The number of children in urban areas in Indonesia has continued to increase. Despite the fact that children in urban areas fare better on several measures of wellbeing compared to those in rural areas, marginalized groups still fail to survive and thrive. Access to services and opportunities for a better quality of life in cities are limited for the urban poor and vulnerable, of which children and young people account for almost a third. This study explores children’s and young people’s characteristics, well-being, and lived experiences, providing a critical foundation for policy and programming to turn the myth of urban opportunity into a reality for all children and young people, particularly those who are marginalized.

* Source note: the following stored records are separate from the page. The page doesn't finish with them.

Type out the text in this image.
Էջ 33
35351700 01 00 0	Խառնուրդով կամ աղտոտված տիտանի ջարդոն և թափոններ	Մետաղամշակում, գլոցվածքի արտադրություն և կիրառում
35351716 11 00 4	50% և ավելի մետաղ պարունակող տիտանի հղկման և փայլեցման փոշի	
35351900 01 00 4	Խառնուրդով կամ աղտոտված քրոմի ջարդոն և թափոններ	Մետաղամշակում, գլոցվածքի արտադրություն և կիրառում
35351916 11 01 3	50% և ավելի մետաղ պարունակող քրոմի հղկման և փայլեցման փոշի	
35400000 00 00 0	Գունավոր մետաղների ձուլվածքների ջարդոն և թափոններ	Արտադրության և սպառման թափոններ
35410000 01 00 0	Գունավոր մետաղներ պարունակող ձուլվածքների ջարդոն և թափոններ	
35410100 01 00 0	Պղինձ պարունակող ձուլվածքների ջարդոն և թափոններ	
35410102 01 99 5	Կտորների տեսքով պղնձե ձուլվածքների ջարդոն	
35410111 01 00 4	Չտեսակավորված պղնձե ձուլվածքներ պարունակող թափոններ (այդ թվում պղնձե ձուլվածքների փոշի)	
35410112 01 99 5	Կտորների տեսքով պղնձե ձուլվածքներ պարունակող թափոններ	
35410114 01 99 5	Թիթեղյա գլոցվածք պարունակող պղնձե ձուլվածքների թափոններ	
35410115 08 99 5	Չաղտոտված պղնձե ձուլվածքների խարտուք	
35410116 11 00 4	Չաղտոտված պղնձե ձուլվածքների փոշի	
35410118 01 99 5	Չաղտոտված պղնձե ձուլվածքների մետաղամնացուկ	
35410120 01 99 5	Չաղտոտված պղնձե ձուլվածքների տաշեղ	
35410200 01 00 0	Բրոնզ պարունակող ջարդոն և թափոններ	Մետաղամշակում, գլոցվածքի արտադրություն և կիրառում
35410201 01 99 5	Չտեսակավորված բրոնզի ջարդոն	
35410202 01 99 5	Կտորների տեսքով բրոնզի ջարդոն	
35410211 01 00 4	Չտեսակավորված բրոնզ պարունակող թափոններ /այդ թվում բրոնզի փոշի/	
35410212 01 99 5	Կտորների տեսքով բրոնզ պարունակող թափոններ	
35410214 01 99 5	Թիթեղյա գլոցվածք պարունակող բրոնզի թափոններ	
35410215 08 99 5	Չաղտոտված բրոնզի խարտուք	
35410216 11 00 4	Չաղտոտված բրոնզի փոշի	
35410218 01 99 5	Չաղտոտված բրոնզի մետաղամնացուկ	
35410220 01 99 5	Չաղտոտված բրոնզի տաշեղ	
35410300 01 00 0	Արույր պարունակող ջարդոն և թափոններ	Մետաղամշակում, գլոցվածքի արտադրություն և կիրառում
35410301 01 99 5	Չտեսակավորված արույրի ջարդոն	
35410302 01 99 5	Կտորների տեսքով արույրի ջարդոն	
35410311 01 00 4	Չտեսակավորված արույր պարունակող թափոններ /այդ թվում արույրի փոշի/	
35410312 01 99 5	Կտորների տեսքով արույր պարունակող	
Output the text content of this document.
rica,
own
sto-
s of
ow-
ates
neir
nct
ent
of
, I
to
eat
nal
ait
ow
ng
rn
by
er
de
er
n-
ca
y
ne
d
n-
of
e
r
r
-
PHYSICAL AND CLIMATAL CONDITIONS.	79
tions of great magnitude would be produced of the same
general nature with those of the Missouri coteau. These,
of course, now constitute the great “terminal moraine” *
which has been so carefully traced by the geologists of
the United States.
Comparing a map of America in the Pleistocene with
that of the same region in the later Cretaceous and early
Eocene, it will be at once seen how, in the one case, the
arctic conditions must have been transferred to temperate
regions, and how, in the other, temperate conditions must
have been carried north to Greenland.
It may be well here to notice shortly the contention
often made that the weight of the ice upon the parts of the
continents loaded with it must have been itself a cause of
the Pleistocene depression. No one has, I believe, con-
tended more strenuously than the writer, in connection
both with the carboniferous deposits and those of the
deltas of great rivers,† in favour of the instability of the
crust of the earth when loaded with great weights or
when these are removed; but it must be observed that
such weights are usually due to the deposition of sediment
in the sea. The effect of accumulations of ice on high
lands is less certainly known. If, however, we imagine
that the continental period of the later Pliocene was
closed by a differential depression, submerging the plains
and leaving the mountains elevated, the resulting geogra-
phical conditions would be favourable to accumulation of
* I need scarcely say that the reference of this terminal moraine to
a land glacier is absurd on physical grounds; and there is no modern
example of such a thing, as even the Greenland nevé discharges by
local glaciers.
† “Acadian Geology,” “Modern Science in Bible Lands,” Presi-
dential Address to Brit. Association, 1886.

This study combines a quantitative overview of the leading indicators of well-being among children and young people in cities, with a qualitative, in-depth understanding of how daily life is perceived and experienced by the urban young. The quantitative analysis has predominantly employed existing national data sets, such as The National Socioeconomic Survey (SUSENAS) and the Indonesia Demographic and Health Survey (IDHS), to understand the situation of children in urban settings. The secondary analysis assessed approximately 20 indicators that are based on the SDG/Sustainable Development Goal themes, and that align with the Indonesian National Medium Term Development Plan 2020–2024. The combination of secondary analysis, a systematic literature review, and consultations with children and young people generated insights on the constraints and opportunities faced by them and their broader urban communities.
Although some vulnerabilities are shared by urban and rural children and young people, they may manifest differently. Findings from this study demonstrate that challenges for them often present opportunities; the two are not mutually exclusive. The gap between urban and rural outcomes might be partially explained by differing official definitions and classifications of urban and rural areas. The main findings around the challenges and opportunities faced by children living in urban areas are presented by age group, gender, urban/rural comparison, and socioeconomic background, when possible.